Hadiah sebagai kewajiban sosial: dimensi norma dan kontrol sosialWalaupun sering dianggap sebagai tindakan sukarela, praktik traktir donat juga memiliki unsur kewajiban sosial. Mauss dalam kajiannya tentang hadiah menekankan bahwa “pemberian” dalam banyak konteks sosial tidak sepenuhnya bebas, karena terdapat norma untuk memberi, menerima, dan membalas. Dalam budaya organisasi, norma ini bisa berwujud tekanan halus seperti ungkapan “tidak enak kalau tidak traktir” atau penilaian sosial bahwa seseorang tidak sopan bila tidak mengikuti kebiasaan.
Pada titik ini, donat resign tidak hanya menjadi simbol perpisahan, tetapi juga menjadi alat sosial untuk menentukan apakah seseorang dianggap “beretika”, “menghargai tim”, atau “tidak tahu budaya kantor”. Dampaknya, tradisi ini berpotensi menjadi mekanisme kontrol sosial yang bekerja lewat penilaian reputasi dan gosip, bukan melalui aturan formal.

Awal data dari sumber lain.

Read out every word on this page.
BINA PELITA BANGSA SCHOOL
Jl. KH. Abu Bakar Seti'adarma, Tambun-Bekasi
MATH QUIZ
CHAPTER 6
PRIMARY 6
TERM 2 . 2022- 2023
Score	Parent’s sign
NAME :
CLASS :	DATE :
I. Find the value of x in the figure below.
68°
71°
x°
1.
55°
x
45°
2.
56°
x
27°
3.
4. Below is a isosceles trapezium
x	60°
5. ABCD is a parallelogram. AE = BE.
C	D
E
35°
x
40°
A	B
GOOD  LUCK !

KesimpulanSecara sosial, tradisi traktir donat saat resign memiliki fungsi: ia membantu menutup relasi kerja, menjaga suasana, serta mengurangi potensi konflik terbuka. Namun, fungsi tersebut tidak netral karena dapat memproduksi kewajiban sosial, terutama ketika tradisi berubah dari kebiasaan opsional menjadi norma yang “harus” diikuti.
Oleh karena itu, pembahasan ini tidak harus berujung pada penolakan tradisi. Alternatif yang lebih adil dapat dipertimbangkan, misalnya perpisahan model potluck (yang tinggal membawa makanan), dana perpisahan dari tim/organisasi, atau bentuk apresiasi non-material yang lebih bermanfaat bagi individu yang resign (misalnya surat rekomendasi, endorsement profesional, atau ucapan apresiasi kolektif yang substansial).